The latest polls expect the Blue and White party to win 36 seats in the 120-seat Knesset compared to Netanyahu’s Likud winning 31. No wonder then that the prime minister is not taking any chances, and is forging as many alliances as he can. His invitation to bring on board Jewish Power needs to be understood in this context. As long as the party is legal – and it is – it is entitled to exist and compete in a democratic country regardless of how reprehensible its views are to most people.
After all, this is the argument upheld by those who praise the fact that at the opposite end of the Israeli political spectrum – on the extreme left – are Arab and Islamist parties. In spite of supporting Israel’s enemies and opposing the country’s existence, their presence is quoted as proof of Israel’s democracy and freedom of speech.
What’s noteworthy is that AJC and AIPAC have never meted out any criticism of these Arab parties. Surely this smacks of double standards? Let’s be fair and criticise both extremes when they push the envelope too far. Or let’s keep mum on both. You cannot criticise the extreme right, and support the existence of the extreme left.
I am no fan of Kahane’s politics, but where was the condemnation from these American groups when Arab Knesset member Hanin Zoabi joined the 2010 Gaza flotilla, called Israeli soldiers “murderers”, praised Palestinians who carried out deadly attacks on Israelis, and met their families in solidarity?
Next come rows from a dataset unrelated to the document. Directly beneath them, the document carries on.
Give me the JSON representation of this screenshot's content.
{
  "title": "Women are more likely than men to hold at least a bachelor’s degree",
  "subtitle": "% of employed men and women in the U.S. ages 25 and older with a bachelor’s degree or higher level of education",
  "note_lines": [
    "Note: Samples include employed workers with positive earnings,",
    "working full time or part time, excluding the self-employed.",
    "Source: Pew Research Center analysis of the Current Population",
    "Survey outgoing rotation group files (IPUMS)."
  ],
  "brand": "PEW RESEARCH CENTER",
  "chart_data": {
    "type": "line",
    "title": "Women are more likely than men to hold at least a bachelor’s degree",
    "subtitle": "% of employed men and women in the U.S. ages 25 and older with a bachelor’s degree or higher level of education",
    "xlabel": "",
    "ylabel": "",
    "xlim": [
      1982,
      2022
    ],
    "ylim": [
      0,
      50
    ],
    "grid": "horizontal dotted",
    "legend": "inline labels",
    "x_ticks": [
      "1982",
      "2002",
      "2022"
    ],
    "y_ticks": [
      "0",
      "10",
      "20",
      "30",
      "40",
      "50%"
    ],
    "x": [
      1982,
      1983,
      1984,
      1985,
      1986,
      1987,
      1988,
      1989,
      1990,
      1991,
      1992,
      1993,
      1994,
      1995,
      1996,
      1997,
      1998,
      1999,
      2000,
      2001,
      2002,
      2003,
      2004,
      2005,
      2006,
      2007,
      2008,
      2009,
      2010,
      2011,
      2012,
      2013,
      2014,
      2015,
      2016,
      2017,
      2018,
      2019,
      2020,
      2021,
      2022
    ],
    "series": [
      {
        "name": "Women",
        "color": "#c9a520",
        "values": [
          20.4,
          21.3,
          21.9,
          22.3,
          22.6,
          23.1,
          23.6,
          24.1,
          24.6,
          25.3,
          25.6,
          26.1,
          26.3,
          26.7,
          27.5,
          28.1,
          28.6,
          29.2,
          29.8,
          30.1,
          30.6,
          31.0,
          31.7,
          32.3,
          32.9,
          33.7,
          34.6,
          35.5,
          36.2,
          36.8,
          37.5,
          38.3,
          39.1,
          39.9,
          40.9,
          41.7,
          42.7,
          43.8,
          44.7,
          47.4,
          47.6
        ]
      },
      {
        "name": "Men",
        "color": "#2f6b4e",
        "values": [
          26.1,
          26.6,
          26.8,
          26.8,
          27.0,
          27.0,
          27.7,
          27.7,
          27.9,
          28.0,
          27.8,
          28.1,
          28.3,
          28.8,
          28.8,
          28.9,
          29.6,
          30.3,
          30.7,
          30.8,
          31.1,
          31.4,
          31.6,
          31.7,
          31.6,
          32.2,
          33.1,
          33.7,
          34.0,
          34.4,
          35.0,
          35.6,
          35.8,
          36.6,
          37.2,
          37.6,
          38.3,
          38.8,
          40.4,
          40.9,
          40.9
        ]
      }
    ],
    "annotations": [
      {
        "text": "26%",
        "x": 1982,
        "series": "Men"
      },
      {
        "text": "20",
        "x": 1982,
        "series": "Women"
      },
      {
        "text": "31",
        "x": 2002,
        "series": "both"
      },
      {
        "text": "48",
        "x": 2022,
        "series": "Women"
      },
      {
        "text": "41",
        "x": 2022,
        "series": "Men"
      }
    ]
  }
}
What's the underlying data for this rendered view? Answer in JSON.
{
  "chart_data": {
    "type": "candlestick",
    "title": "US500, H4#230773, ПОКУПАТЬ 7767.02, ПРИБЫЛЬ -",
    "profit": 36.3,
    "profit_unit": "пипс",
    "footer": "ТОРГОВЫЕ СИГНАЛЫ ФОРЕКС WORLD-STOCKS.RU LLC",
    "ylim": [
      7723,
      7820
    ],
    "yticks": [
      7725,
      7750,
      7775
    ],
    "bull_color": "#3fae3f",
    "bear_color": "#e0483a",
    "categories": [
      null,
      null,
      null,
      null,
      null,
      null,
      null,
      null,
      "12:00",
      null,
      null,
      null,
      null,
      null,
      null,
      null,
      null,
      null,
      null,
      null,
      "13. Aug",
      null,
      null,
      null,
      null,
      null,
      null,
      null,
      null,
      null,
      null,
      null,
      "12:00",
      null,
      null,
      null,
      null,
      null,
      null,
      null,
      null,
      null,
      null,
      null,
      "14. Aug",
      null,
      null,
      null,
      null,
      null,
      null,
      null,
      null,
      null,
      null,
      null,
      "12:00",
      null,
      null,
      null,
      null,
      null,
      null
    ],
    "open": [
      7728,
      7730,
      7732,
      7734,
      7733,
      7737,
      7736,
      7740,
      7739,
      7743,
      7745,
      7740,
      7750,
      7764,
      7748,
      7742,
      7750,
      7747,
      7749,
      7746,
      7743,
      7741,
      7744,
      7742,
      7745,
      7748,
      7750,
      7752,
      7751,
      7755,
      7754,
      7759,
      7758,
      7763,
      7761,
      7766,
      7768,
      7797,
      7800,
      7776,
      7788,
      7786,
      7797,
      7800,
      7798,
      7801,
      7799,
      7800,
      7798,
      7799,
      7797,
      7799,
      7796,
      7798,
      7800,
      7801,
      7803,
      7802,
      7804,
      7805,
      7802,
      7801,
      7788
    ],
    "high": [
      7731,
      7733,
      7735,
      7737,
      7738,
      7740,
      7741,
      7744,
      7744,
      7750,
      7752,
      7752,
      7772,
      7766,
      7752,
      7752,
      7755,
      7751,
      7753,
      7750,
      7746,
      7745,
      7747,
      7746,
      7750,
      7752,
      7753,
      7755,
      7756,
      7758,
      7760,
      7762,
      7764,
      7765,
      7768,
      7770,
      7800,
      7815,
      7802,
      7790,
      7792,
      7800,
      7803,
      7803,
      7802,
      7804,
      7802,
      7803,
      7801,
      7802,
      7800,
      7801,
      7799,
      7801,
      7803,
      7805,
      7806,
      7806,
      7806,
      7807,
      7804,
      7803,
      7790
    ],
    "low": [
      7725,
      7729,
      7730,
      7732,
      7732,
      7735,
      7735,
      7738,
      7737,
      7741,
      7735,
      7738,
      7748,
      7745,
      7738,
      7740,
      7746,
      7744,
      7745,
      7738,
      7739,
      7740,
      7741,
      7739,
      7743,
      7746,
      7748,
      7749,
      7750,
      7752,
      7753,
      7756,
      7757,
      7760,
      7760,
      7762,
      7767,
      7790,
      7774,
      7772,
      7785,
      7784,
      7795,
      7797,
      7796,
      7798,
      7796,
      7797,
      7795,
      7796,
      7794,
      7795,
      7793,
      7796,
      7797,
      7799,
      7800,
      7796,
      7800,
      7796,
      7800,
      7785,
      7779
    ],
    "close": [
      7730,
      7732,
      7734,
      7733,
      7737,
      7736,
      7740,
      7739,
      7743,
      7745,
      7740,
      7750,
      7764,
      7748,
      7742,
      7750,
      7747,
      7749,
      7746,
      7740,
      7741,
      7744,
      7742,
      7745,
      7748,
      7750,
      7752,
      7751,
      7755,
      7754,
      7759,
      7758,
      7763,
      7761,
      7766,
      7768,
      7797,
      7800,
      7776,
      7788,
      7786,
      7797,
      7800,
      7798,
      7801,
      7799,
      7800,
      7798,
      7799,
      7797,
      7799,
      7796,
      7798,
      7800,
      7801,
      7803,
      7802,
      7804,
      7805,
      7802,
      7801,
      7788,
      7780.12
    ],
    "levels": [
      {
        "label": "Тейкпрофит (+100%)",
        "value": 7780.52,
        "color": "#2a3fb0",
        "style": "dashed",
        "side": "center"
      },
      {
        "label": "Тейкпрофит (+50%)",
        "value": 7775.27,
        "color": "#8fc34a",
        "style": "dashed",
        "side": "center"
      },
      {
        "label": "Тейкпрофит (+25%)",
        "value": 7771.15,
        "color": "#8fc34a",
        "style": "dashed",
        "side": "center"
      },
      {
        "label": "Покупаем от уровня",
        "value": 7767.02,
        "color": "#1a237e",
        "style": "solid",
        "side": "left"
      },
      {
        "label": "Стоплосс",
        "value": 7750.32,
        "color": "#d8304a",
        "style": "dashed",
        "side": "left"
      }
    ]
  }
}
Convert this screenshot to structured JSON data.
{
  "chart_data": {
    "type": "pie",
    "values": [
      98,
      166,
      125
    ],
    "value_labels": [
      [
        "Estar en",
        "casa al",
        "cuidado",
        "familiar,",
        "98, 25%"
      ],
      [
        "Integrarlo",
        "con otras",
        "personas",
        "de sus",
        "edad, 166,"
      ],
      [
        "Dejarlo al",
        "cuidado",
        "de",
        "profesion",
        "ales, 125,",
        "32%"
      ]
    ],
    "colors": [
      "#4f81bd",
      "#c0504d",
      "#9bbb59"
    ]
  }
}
Where was the condemnation when another Arab parliamentarian, Dr Bassel Ghattas, smuggled cell phones and sim cards to convicted Palestinians in prison? Or when Azmi Bishara, also a Knesset member at the time, was caught giving Hezbollah information about where its rockets were falling during the 2006 war between the sides?
Even the most liberal Scandinavian democracies would not allow political parties to call for the destruction of the country which they (supposedly) serve.
Come 9 April, once the ballots are in, Israeli President Reuven Rivlin is mandated to ask the party with the most votes to form the next government. Unless Gantz and Lapid’s Blue and White party can garner a parliamentary majority of 61 seats, it will fail to do so. Its immediate choice of partners is nothing special – a broken-up left-wing, confused centre, and largely anti-Zionist Arab list.
This means that either the Gantz-Lapid camp will have to shift right and merge with Likud and/or other right-wing parties, or Netanyahu might still be tasked with forming the next government even if he doesn’t win first place in the polls.
Gantz and Lapid insist that if the attorney general announces that he intends to indict Netanyahu for corruption, they will not join a government he heads. That said, it’s still early days, and a lot can change.
In the last elections, Jewish Power was only a few thousand votes short of passing the threshold to enter the Knesset. This time around, it looks like it will succeed. And while every democratic country is going to have parties one doesn’t necessarily like, it’s up to the people of Israel and not those living outside her borders to decide who they want sitting in their parliament.